Columnists
Expressway defies transport economics
Tuesday, October 29, 2019 15:00
By TONY WATIMA
After launching the railway to nowhere, government’s games were not over yet. The Kenya National Highway Authority last week announced its intentions to hive off 1.3 acres of Uhuru Park for the construction of the 27km expressway known as Nairobi JKIA to James Gichuru Road Expressway.
This move has angered many, reminding netizens one time when a government blogger advocated for the reclamation of Nairobi National Park to support “economic development” at the time when SGR was being forcefully re-routed into the park by government.

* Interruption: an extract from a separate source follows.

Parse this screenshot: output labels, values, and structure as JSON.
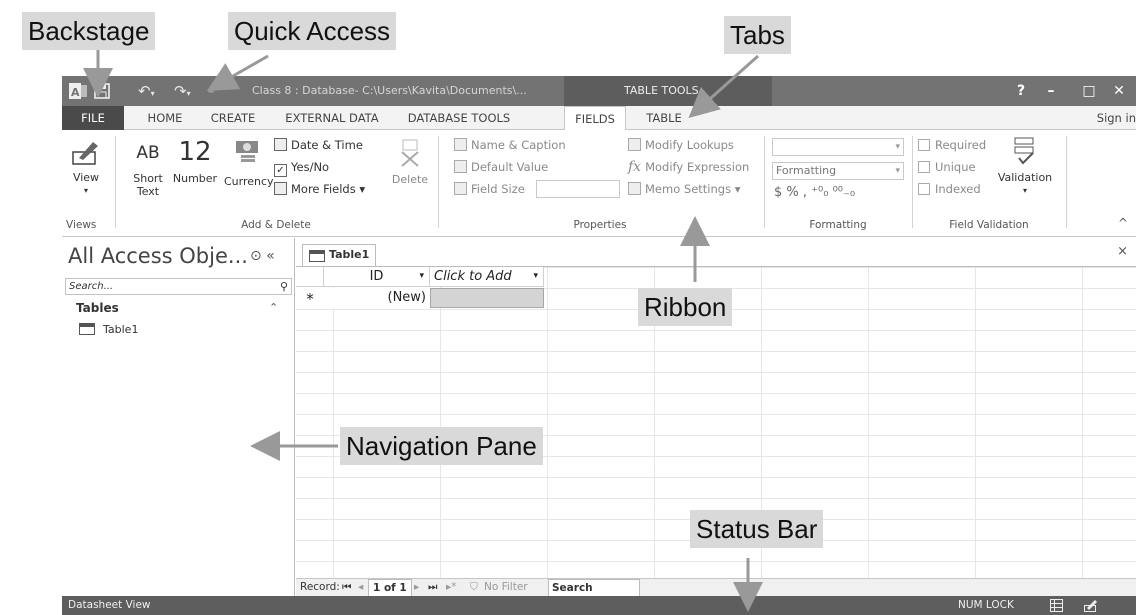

Such ignorant remarks coming out of government operatives are no longer surprising, it has become their cup of tea. The government blogger is oblivious to the fact that most public parks in developed countries were bought from private hands.
For example, land for Central Park in New York City was purchased from private hands in 1851. Three years later, voters in Hartford, Connecticut approved public financing to purchase an industrial area that included a rail road, garbage dump and leather tanneries for a municipal park.
So, where they stand today, can the people of New York City and Hartford, Connecticut say they had to forego economic development?
Back to the expressway for the rich, the project has been sold to the public as one that will ease traffic congestion on Mombasa Road and mobility around the city since its estimated that currently up to 60,000 vehicles ply the JKIA-Westlands route daily and an estimated 25,000 motorists are expected to move to the tolled express highway when completed. That is contrary to the truth.
In the 20th century, William H. Whyte studied failure and successes of the 20th century modern-city planning and architecture through empirical research of human behaviour which utilised photography and documenting cinematography, capturing how qualitative characteristics such as sunlight, places to sit and relationships among architectural features together can shape public spaces.
This study gave much impetus to the urban growth management that to improve accessibility, cities often work not create space for transport but to improve livability and mobility that make cities attractive. The space for transport needs to be reduced more specifically reduced motorised transport in the inner city.
Worldwide, it is estimated that people travel about 60-75 minutes per person per day, so building faster transport systems makes people to travel further, encouraging urban sprawl. This is called the theory of constant travel. Faster roads stimulate people to buy and drive more cars, which results to nuisance driving. There is also the question of land acquisition for road infrastructure which in this case negatively affects the quality of life of the city through the enhanced experience of Uhuru Park.
Therefore, when designing sustainable transport infrastructure such as roads, they are added as you move away from the city centre and not crisscrossing the city as is the case here.
Most commonly used example in explaining this is Tokyo, which is the largest metropolitan area in the world with more than 40 million people covering the size area of 36,000 square kilometres. That is similar to having nearly Kenya’s population occupying the three counties of Machakos, Kitui and Makueni.
Tokyo’s city centre population density drops to about 2,600 people per square kilometres because infrastructure such as roads and open spaces are added as you go away from the city centre.
Urban infrastructure has been designed to stimulate many people to settle in the rural districts far away from the city centre as a sustainable way to decongest the city.
So, to decongest Nairobi, we need road infrastructure that moves masses out of the city centre but government seems to have the understanding that we need to move people out of the country by providing an expressway to the airport.